A new Doppler method for assessing left ventricular diastolic stiffness based on principles of flow wave propagation: mathematical basis and review of the method
- PMID: 8261154
A new Doppler method for assessing left ventricular diastolic stiffness based on principles of flow wave propagation: mathematical basis and review of the method
Abstract
Color flow imaging shows that the transmitral flow is initially directed to the left ventricular (LV) apex and then turns around facing the aortic valve. A pulsed wave Doppler sample placed in the LV outflow tract (LVOT) records two peaks of diastolic flow waves, Er and Ar waves, which follow E and A waves of the transmitral flow respectively. The Er and Ar waves represent transmitted E and A flow waves to the LVOT. Our preliminary clinical and hemodynamic data in human subjects have shown that the A-Ar interval, which is the time taken for the A velocity wave to propagate from the mitral valve to the LVOT, is shorter in those with LV hypertrophy (LVH), the aged and those with elevated LV late diastolic stiffness, suggesting faster A wave transmission in those with stiffer ventricles.
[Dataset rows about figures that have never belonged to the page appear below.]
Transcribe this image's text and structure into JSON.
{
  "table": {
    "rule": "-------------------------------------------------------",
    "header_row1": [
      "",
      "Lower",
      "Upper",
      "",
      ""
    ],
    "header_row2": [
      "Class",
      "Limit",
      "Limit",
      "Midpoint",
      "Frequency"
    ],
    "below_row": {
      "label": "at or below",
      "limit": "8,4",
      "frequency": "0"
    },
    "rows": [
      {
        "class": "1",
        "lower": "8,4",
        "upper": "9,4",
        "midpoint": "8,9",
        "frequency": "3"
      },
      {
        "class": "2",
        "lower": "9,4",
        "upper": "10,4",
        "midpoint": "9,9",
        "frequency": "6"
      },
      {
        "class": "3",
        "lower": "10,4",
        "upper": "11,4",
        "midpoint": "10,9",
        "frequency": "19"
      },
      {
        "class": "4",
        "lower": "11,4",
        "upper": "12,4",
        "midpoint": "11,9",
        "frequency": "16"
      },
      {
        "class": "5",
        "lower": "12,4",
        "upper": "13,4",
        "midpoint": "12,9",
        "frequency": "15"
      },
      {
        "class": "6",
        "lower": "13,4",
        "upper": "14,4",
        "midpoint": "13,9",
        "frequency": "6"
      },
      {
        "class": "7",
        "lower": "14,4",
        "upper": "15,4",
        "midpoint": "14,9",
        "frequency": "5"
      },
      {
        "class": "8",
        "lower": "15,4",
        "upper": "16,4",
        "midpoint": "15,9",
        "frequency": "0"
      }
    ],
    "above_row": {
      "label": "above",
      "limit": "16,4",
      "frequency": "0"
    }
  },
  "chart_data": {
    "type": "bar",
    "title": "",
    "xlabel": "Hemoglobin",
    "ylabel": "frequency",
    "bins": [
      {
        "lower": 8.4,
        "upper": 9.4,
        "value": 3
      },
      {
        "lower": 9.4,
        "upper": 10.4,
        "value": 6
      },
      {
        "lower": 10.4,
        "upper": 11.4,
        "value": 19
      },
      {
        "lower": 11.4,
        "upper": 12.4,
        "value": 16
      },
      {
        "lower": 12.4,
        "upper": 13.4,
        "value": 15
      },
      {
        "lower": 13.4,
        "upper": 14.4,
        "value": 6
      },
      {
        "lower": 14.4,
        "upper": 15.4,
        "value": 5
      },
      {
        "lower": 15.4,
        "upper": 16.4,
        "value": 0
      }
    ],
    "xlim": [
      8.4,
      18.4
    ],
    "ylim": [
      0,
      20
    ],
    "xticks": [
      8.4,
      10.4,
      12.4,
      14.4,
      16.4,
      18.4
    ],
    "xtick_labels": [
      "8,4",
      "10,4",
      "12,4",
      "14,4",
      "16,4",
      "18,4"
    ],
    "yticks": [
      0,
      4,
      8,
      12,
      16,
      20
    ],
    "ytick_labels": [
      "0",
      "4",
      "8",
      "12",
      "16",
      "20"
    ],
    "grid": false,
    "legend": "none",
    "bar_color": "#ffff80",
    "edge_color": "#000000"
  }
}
We also have shown that velocity and pressure waves propagate similarly in the arterial system. This led to the hypothesis that the A wave transmission inside the LV may follow the principles described in the Moens-Korteweg equation, or a modification of it, and the velocity of A wave transmission inside the LV may reflect its late diastolic stiffness. Studies designed to test this hypothesis in a pulsatile LV model showed a linear relationship between the rate of diastolic flow wave propagation inside the LV and its stiffness. These preliminary data suggest that the velocity of A wave transmission inside the LV reflects LV late diastolic stiffness non-invasively. It is expected to be independent of a direct effect of heart rate and of preload.